EIGENVALUES OF WORDS IN TWO POSITIVE DEFINITE …

arXiv:math/0511411v1 [math.OA] 16 Nov 2005

EIGENVALUES OF WORDS IN TWO POSITIVE DEFINITE LETTERS

CHRISTOPHER J. HILLAR AND CHARLES R. JOHNSON

Abstract. The question of whether all words in two real positive definite letters have only positive eigenvalues is addressed and settled (negatively). This question was raised some time ago in connection with a long-standing problem in theoretical physics. A large class of words that do guarantee positive eigenvalues is identified, and considerable evidence is given for the conjecture that no other words do. In the process, a fundamental question about solvability of symmetric word equations is encountered.

1. Introduction

A word is a juxtaposed sequence of letters chosen (with repetition allowed) from a given alphabet. We shall be concerned here with an alphabet of two letters, {A, B}, so that a sample word would be AABABBBAAB ; thus, hereafter "word" means one over a two-letter alphabet. The length of a word is the total number of letters present (including repetitions); the sample word has length 10. We shall be interested in the combinatorial structure of words as abstract objects, but, often, we will interpret a word as the matrix resulting from the substitution of two independent positive definite matrices for A and B. The eigenvalues and trace of the resulting matrix will be our primary interest.

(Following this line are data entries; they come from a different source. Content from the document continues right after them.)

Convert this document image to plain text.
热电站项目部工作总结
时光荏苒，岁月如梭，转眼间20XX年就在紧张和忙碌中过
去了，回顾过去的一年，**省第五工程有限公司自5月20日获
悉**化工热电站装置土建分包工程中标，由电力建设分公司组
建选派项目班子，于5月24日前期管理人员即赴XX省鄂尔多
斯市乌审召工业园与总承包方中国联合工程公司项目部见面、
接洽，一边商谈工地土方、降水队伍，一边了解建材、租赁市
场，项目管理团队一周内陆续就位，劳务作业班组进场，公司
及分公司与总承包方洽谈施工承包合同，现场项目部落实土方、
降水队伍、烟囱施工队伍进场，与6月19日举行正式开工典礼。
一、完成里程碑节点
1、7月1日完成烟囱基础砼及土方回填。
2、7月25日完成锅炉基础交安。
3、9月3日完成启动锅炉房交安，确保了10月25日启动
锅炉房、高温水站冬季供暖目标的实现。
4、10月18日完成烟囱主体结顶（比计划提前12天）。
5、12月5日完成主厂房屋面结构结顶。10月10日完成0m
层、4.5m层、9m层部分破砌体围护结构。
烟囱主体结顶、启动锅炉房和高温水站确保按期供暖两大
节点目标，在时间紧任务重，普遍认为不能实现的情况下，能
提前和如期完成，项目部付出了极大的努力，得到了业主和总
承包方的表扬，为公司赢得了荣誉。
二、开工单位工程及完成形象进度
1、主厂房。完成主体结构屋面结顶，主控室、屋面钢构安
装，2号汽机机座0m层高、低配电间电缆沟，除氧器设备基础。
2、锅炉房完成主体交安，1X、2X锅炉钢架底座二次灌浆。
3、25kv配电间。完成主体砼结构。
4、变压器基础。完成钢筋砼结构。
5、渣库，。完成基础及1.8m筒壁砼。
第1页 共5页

The initial motivation comes from a chain of three questions raised by Lieb [L], stemming from issues in quantum physics [BMV]. In addition Pierce raised Question 3 below from an independent source [P]. The three questions are the following:

Question 1. Does the polynomial p(t), defined by p(t) = Tr[(A + Bt)m], have all positive coefficients whenever A and B are positive definite matrices?

Since the coefficient of tk in p(t) is the trace of the sum of all words in A and B with length m and k B's, the following, which could help answer Question 1, has also been asked [L].

Question 2. Is the trace of a given word positive for all positive definite A and B?

Since a matrix with positive eigenvalues necessarily has positive trace, a yet more precise question has also been raised [L], [P].

Question 3. Are all the eigenvalues of a given word positive for all positive definite A and B?

In addition, these particular questions and a number of natural issues they raise seem central to matrix analysis. Since we became interested in them (thanks to Lieb and Pierce), we have learned that a number of different investigators (including

This research was conducted, in part, during the summer of 1999 at the College of William and Mary's Research Experiences for Undergraduates program.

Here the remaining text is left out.